“Trans women of color” has become the magical slogan of intersectionality, invoking the ultimate condensed victim class on whose behalf any power grab can be justified.
But they may want to put their political appropriation on hold.
A Pew survey shows that black people are the least likely to believe that people can magically change genders by thinking themselves female.
Six-in-ten U.S. adults say that whether a person is a man or a woman is determined by their sex assigned at birth. This is up from 56% one year ago and 54% in 2017.
The propaganda is actually backfiring.
Most Democrats say that whether a person is a man or a woman can be different from their sex at birth (61% vs. just 13% of Republicans).
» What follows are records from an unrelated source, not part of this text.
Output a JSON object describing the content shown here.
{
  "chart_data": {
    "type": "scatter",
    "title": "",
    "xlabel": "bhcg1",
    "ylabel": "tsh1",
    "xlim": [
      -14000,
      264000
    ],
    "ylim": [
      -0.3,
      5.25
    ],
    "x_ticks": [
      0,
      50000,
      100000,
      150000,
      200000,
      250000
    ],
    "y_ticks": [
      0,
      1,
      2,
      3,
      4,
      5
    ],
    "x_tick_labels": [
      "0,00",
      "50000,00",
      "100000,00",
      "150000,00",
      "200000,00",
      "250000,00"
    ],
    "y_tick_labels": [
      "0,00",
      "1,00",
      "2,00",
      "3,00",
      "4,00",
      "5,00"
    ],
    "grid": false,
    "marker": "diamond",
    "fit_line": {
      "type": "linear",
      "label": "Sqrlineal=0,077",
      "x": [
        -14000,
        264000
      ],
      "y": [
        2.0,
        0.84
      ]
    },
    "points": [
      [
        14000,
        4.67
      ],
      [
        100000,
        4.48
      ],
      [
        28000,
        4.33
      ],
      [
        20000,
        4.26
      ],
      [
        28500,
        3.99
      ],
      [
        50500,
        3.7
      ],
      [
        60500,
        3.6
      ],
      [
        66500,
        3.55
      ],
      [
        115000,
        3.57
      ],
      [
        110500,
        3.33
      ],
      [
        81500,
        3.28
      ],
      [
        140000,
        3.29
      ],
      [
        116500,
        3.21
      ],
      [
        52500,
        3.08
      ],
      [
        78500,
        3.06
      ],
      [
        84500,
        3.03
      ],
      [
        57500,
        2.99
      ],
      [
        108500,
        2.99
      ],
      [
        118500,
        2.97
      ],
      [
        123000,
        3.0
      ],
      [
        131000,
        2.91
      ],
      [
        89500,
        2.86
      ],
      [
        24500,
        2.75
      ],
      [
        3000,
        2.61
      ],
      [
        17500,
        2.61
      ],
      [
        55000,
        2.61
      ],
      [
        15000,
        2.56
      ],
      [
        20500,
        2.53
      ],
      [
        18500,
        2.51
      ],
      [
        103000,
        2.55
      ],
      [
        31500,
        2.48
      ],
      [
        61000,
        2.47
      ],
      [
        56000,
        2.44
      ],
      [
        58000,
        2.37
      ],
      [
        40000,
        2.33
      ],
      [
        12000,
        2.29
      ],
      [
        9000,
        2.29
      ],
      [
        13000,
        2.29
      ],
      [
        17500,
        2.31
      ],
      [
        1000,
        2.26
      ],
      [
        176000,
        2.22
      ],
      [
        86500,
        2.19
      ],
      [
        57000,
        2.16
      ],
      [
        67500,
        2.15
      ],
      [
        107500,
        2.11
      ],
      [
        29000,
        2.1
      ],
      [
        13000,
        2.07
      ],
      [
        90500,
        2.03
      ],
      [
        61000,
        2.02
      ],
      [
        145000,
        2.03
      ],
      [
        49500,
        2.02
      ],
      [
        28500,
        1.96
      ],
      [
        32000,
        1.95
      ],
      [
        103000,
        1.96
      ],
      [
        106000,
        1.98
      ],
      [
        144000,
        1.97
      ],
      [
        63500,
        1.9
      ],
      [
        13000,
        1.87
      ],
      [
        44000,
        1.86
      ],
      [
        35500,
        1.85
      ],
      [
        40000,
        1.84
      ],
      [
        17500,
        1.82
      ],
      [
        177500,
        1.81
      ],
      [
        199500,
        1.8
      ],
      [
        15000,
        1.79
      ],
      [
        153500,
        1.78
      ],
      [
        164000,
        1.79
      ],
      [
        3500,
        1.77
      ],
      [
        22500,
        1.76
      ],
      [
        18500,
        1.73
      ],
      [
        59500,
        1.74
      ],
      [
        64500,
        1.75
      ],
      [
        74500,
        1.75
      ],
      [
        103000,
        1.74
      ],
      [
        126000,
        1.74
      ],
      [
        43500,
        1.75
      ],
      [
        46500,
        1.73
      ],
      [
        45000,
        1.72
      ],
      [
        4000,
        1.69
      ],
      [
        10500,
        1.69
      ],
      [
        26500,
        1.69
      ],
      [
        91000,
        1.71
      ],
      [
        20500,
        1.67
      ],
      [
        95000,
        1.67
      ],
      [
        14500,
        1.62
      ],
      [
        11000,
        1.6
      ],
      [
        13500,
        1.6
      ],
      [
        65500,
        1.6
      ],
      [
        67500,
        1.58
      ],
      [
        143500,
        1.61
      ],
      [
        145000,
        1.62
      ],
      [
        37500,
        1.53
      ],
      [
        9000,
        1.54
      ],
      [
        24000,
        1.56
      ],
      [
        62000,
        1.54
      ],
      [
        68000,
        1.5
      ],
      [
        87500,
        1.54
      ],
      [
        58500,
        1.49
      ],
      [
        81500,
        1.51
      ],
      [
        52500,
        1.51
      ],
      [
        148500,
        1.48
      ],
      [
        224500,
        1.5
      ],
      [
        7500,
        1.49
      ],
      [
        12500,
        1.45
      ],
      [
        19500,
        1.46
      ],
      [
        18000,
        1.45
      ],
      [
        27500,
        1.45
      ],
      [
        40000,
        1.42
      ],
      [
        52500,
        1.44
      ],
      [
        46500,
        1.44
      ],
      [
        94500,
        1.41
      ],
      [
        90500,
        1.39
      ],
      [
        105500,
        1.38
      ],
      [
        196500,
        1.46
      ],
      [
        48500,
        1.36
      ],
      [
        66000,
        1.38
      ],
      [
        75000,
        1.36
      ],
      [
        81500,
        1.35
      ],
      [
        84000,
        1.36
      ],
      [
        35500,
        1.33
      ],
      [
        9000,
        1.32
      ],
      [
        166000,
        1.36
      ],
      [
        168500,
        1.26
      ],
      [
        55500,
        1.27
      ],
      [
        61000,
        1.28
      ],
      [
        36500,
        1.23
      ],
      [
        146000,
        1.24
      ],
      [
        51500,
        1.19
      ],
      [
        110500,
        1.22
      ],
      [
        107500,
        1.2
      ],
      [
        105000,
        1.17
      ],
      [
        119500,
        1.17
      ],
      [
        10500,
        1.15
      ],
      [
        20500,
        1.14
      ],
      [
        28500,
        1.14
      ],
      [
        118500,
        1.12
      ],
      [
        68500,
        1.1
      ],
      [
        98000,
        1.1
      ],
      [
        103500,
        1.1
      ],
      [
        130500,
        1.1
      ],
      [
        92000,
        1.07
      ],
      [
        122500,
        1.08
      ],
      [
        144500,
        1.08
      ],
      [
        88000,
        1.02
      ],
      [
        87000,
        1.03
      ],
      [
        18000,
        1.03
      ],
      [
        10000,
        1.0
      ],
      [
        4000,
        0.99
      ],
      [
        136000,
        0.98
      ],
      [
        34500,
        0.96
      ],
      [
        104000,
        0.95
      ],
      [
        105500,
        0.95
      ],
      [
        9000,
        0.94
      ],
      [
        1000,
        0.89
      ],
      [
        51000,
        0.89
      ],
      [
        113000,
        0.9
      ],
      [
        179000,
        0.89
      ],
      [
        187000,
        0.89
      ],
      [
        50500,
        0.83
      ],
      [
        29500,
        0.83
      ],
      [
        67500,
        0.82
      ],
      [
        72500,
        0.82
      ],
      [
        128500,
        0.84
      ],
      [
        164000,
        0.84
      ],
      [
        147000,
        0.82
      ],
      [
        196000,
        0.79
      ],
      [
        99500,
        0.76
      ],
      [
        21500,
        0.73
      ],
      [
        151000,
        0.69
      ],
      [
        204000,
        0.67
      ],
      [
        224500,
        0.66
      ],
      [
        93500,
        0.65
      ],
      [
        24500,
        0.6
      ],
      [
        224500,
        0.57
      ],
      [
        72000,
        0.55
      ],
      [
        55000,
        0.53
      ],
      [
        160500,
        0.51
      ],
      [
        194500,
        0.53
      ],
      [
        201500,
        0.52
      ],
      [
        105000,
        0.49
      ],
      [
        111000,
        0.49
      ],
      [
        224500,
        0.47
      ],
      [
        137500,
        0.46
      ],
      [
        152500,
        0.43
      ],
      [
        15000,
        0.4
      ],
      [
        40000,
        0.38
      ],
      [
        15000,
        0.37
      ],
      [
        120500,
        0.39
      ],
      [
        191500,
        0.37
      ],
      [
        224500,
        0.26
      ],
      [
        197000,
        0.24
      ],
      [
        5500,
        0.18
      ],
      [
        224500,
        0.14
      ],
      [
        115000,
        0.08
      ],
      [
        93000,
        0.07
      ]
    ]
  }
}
Also, they believe that the government can magically make as much money as it wants and inflation will go away if you ignore it.
The view that a person’s gender is determined by their sex assigned at birth is more common among those with lower levels of educational attainment and those living in rural areas or in the Midwest or South. This view is also more prevalent among men and black people.
The same people who wrote that sentence also probably attended a whole bunch of sessions on critical race theory and unconscious bias.
Anyway, 61% of white people believe that you are born a man or a woman, and 38% disagree.
68% of black people believe it and only 31% disagree.
The numbers are much more anti-reality among Hispanics and Asians, though majorities still believe in reality.
In more good news, 43% of Americans say that societal views on gender identity are changing too quickly.